At this point adrenaline was pumping through my veins and I felt like I was experiencing one of my own stories. It was both disconcerting and thrilling. I studied the room which was dimly lit by old fashioned chandeliers with keen interest. The walls were covered in red velvet wall paper and the ceiling was imbedded brass plating. Sarah told me it reminded her of a scene from The Shining, when Jack was drinking at the bar…to me it felt more Victorian. The music being pumped into the small room was evidently from the 1920’s and crackled accordingly. The most striking thing was the clientele themselves. They all looked to have money, were all dressed to the hilt, and their ages ranged from those who had just reached drinking age to folks in their sixties. This was in striking contrast to the location, but I felt it reassuring. It took twenty minutes to get Sarah and me up to the bar. Behind it two bartenders crafted cocktails at their own speed. One caught my wife’s eye she ordered two specialty cocktails and a maker’s Mark. The barkeep then took two more folks orders. Then he told us all to say quiet as he dictated the drinks back to us. There were about twelve drinks in all. Then we watched in awe as he skillfully made the various libation concoctions. Shakers were shook, martini glasses were chilled, lime was scorched, and an array or drinks were poured. Then he poured a generous measure of Maker’s Mark into a glass and handed it me. As I paid for the drinks I realized why only people who appeared well to do were there. As I sipped my bourbon my mood once more heightened. I discovered that there was nothing illegitimate about the place at all- in fact quite the contrary. It is simply a nifty attempt at trying to recreate the atmosphere from the bygone era of prohibition. For pictures and more details click on the link.

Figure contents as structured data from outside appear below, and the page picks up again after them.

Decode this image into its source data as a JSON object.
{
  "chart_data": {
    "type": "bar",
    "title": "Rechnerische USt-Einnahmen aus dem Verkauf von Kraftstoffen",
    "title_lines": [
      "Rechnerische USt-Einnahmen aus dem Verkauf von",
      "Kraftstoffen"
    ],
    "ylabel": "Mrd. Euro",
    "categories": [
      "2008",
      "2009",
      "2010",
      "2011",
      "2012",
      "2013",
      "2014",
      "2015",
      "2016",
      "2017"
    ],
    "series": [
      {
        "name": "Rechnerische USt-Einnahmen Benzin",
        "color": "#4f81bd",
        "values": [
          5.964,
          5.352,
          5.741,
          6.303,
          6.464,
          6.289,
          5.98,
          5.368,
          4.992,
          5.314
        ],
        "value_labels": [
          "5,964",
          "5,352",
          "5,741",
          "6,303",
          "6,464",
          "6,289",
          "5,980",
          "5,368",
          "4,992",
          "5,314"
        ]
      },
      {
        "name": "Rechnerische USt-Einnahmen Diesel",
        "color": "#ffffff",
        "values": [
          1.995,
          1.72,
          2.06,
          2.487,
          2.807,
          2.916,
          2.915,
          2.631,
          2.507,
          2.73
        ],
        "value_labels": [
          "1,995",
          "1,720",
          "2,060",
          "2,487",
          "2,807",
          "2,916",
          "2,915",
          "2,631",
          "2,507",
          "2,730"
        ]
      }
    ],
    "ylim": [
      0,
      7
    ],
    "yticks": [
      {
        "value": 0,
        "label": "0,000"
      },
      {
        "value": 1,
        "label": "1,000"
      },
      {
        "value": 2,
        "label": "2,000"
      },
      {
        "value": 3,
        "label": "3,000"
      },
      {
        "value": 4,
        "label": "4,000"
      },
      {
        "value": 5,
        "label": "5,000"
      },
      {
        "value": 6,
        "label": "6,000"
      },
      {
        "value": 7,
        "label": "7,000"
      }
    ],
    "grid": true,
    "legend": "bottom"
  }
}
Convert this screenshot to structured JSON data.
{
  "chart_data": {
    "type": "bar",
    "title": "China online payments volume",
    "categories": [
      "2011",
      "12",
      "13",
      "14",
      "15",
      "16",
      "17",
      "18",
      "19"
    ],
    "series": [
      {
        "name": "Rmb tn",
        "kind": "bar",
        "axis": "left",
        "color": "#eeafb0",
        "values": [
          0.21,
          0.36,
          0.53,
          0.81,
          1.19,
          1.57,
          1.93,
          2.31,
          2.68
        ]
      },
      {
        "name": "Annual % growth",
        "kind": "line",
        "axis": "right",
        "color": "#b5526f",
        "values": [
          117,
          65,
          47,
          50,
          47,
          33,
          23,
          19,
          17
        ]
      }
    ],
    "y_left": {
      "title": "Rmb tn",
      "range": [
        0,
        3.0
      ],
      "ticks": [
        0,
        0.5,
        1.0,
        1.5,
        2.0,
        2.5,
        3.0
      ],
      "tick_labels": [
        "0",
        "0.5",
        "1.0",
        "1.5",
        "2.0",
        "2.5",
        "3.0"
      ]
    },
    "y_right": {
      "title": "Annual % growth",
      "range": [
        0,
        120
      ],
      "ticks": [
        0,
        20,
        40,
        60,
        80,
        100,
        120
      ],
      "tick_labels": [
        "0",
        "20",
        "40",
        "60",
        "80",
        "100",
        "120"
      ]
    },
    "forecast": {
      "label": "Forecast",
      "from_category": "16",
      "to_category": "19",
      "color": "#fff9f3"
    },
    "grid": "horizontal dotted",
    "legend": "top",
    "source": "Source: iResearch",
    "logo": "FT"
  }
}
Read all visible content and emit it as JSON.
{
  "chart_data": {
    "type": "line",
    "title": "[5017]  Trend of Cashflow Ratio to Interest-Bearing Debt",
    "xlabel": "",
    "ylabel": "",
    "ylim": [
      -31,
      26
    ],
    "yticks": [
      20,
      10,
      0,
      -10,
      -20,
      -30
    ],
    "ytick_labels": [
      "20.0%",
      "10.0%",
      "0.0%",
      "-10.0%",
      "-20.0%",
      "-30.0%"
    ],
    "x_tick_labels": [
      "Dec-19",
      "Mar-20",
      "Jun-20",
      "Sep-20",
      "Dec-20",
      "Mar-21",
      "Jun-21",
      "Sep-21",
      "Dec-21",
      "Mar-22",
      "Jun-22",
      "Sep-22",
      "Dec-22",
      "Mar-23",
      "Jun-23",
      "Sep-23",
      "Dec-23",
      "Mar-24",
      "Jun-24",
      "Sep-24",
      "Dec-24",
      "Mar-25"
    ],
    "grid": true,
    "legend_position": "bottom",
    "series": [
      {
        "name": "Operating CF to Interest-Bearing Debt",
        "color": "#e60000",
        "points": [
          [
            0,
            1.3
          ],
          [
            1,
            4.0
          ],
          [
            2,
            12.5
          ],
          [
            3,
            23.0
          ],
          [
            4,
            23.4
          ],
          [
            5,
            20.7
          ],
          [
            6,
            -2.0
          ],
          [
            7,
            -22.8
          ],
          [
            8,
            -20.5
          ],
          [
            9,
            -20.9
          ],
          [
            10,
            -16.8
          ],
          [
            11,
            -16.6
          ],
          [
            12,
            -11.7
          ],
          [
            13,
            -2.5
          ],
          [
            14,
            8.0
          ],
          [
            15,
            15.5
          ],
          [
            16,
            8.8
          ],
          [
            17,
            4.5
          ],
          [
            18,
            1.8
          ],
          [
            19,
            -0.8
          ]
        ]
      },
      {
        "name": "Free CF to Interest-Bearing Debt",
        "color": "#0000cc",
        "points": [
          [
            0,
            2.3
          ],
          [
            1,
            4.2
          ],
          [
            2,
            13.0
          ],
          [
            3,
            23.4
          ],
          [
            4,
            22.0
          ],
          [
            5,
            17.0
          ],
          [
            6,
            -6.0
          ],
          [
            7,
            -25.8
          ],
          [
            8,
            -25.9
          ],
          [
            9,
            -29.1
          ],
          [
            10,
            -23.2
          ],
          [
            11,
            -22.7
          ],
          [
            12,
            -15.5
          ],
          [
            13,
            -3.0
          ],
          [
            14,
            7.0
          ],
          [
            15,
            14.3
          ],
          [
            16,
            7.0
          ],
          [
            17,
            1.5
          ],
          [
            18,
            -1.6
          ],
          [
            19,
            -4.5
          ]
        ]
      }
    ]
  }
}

http://www.bourbonandbranch.com/?caseid=main

It also turned out that we were not as trapped as I initially thought. That there was a fire door that led to the street. At around midnight we decided that we should leave- and headed back into the street; which at this point seemed significantly less seedy. We knew that finding a taxi was not going to happen and readied ourselves for the long trek back to the hotel. It turned out that we did not have to walk far. The hotel was just a block away.

We bid a good night to Bob- and thanked him heartily for his hospitality.

The night ended quite fittingly. Sarah and I sat on the balcony and sipped on a brandy. Although neither of us smoke- I felt that if we had cigars it would have been fitting to have a few puffs as we sat there reminiscing over the curious day that had just unfolded, in a Boston Legal Crane- Shore moment. For the events that had happened to us had stretched the limits of believe just as episodes of the show used to.